Автомобиль быстро мчит меня по автостраде, мелькают километрово— годовые столбы, лица идущих ещё более тускнеют, становятся совсем хмурыми, попадаются пьяные, и люди в форме с бинтами на головах, руках и других частях тела, с пятнами крови. Машина останавливается, робот-водитель открывает дверь и говорит «приехали».

Я выхожу, смотрю по сторонам. Людей-пешеходов нигде не видно, впереди стоит дорожный указатель с надписью «р. Кризис». Я подхожу к щиту с надписью, и вижу, что сразу за ним дорога резко обрывается чёрным провалом. Я смотрю вниз— и не вижу ничего, кроме черноты. В черноте нет никаких различимых деталей, и тем не менее ощущается движение — как бы течение. Я смотрю вперед, и вижу, как сразу за широким черным провалом дорога продолжается, проходя через арку, обозначающую въезд в город, весь лучащийся, с феерическими зданиями и башнями, утопающий в зелени деревьев, вижу голубое небо, по которому плывут легкие желтоватые облака. Город выглядит совсем нереалистичной картинкой, фантазией-мечтой неведомого художника.

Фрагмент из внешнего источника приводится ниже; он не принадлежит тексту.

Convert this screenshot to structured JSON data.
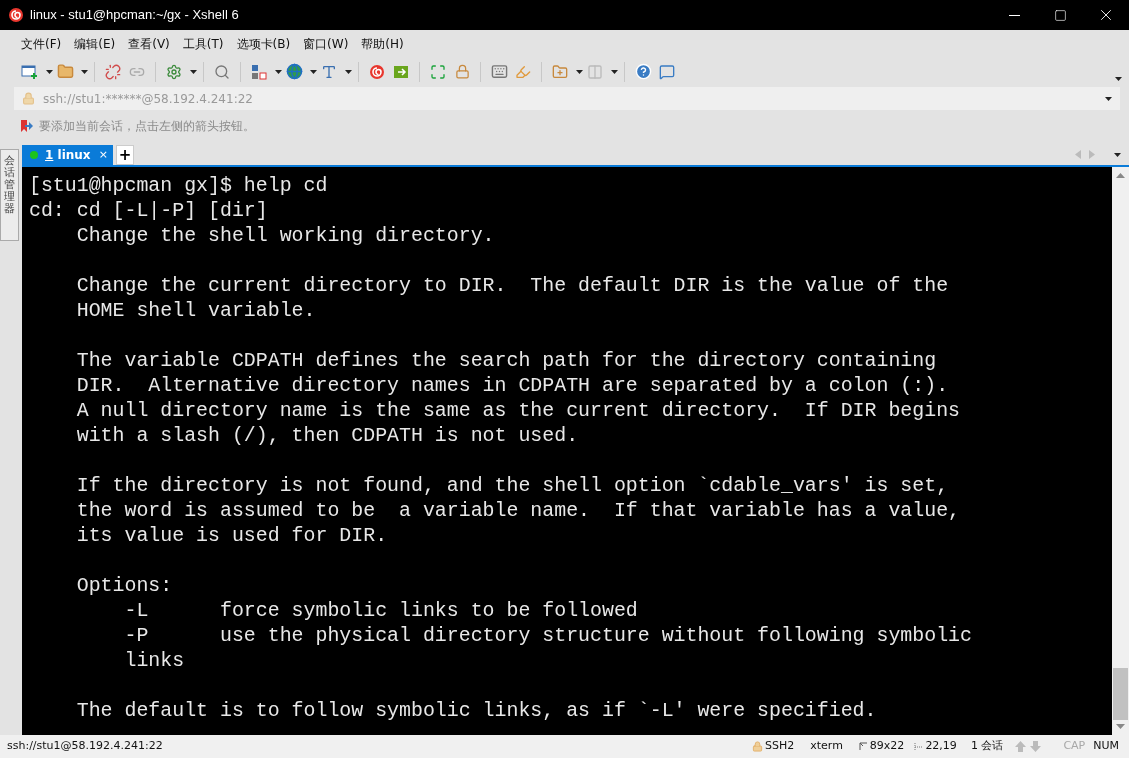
{
  "window": {
    "title": "linux - stu1@hpcman:~/gx - Xshell 6"
  },
  "menu": [
    "文件(F)",
    "编辑(E)",
    "查看(V)",
    "工具(T)",
    "选项卡(B)",
    "窗口(W)",
    "帮助(H)"
  ],
  "address_bar": {
    "value": "ssh://stu1:******@58.192.4.241:22"
  },
  "hint_bar": {
    "text": "要添加当前会话，点击左侧的箭头按钮。"
  },
  "side_panel": {
    "label": "会话管理器"
  },
  "tabs": [
    {
      "number": "1",
      "label": "linux",
      "close": "×",
      "connected": true,
      "selected": true
    }
  ],
  "new_tab": "+",
  "terminal": {
    "blocks": [
      [
        "[stu1@hpcman gx]$ help cd",
        "cd: cd [-L|-P] [dir]",
        "    Change the shell working directory."
      ],
      [
        "    Change the current directory to DIR.  The default DIR is the value of the",
        "    HOME shell variable."
      ],
      [
        "    The variable CDPATH defines the search path for the directory containing",
        "    DIR.  Alternative directory names in CDPATH are separated by a colon (:).",
        "    A null directory name is the same as the current directory.  If DIR begins",
        "    with a slash (/), then CDPATH is not used."
      ],
      [
        "    If the directory is not found, and the shell option `cdable_vars' is set,",
        "    the word is assumed to be  a variable name.  If that variable has a value,",
        "    its value is used for DIR."
      ],
      [
        "    Options:",
        "        -L      force symbolic links to be followed",
        "        -P      use the physical directory structure without following symbolic",
        "        links"
      ],
      [
        "    The default is to follow symbolic links, as if `-L' were specified."
      ]
    ]
  },
  "status_bar": {
    "connection": "ssh://stu1@58.192.4.241:22",
    "protocol": "SSH2",
    "terminal_type": "xterm",
    "size": "89x22",
    "cursor": "22,19",
    "sessions": "1 会话",
    "indicators": [
      {
        "label": "CAP",
        "on": false
      },
      {
        "label": "NUM",
        "on": true
      }
    ]
  }
}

Я смотрю вдоль обрыва вправо, и вижу, что рядом с дорогой, по эту сторону, на самом краешке, примыкая одной стеной к самому провалу, как крепость на утёсе, стоит параллелепипед ничем не примечательного современного здания, которое, в отличие от города на другом берегу, внушительно и вполне реалистично. На сером бетонном фасаде огромными чёрными буквами написано «Институт мостостроения». Я захожу в здание, из просторного холла ведет одна дверь с табличкой «Директор института Кнышев Фёдор Александрович». Я по-хозяйски захожу в дверь, и попадаю в просторный кабинет с большим столом для совещаний, на стульях сидят люди— мои сотрудники, и в дальнем торце стола стоит большое пустое кресло. Я сажусь в него и говорю:

— Начнем. Слово генеральному инженеру проекта Александру.

Александр встаёт на стуле, причем зеленая у него только половина шевелюры, ближняя ко мне, и говорит:

— Вы знаете, что к нам приближаются пешеходы в мир светлого будущего. Перед нашим институтом поставлена задача обеспечить переправу для той части пешеходов, которые не могут выдержать соприкосновение с потоком черноты, текущем по реке кризиса, и переплыть реку. Вы знаете, что мы не смогли укрепить ни одной опоры на дне потока черноты, даже не знаем, есть ли там какое-нибудь дно, а расстояние между берегами слишком велико, чтобы можно было построить мост обычной конструкции без промежуточных опор. Изрядная часть попыток построить мост была отвергнута еще на стадии проектирования, остальное, что мы попытались воплотить, рухнуло в черноту на разных этапах строительства. Понтонную переправу и паром также пришлось отвергнуть, потому что всё неживое, независимо от удельного веса, мгновенно тонет в черноте.

Единственный выход, который я могу предложить нашему собранию, состоит в мозгоулучшателе последней модели, который позволит всем пешеходам самим переплыть реку прямо по черноте. Однако мозгоулучшатель не может повлиять на мозги, зараженные вирусом саморазрушения, и для этой, большей части людей поток черноты все ещё является непреодолимым, более того, гибельным препятствием, в котором их личности растворяются и они тонут.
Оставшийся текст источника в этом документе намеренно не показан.